Schematic illustration of classification of DR.

      Currently, DR is only used by large commercial consumers, and its operation is based on informal signals such as phone calls by the utility or by the DR provider asking the consumer to lower their energy consumption during peak times for energy demand [47]. There are four main obstacles in the face of the uptake of DR:

      1 The shortfall of market integration.

      2 Improving incentive‐based DR programs.

      3 The need for increased adoption of enabling technologies.

      4 More communication in the power grid which is associated with privacy and security concerns.

      1.7.5 Reliability and Power Quality

      The SG utilizes technologies such as improved fault detection, state estimation, and enabling self‐healing of the network without the need for specialized personnel. This leads to a reliable supply of electricity and minimized vulnerability to attacks or natural disasters. Smart grid operates resiliently in disasters and during physical, or cyber‐attacks. Advanced control methods and monitoring oversee essential elements of the grid, enable rapid diagnosis and solutions to events that affect the grid's integrity, power quality, and smooth operation. The grid can monitor both on‐line and in real‐time as well as assess its current state and predict its future situation. The SG has robust risk warning procedures to employ preventive capabilities, automatic fault diagnosis, self‐fault isolation, and self‐restoration [48]. With all‐new energy resources and entities, optimization and handling the system will become more challenging, even with the availability of new technologies and tools.

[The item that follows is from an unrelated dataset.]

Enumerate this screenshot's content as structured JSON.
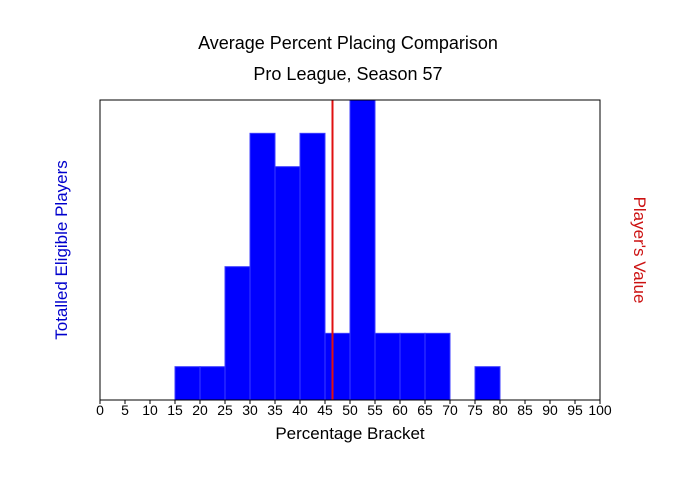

Interdependencies and interactions between distribution and transmission systems will keep rising. The increase in the grid's complexity will require many technological, computational, and business operation requirements such as [49, 50]:

      1 Self‐learning systems.

      2 Increased coordination between transmission‐level balancing areas as well as additional balancing abilities at the distribution level.

      3 Balancing abilities using both load‐side and supply‐side operations.

      4 Privacy and security to be applied in all parts of the system, down to end‐use devices.

      5 PnP capabilities in SG enhanced levels.

      1.7.6 Market‐Enabling

      The SG enables systematic communication between suppliers (their price of energy) and consumers (willingness‐to‐pay) and allows both the consumers and supplier increasing transmission paths, aggregated supply, DR initiatives, and ancillary service provisions [51].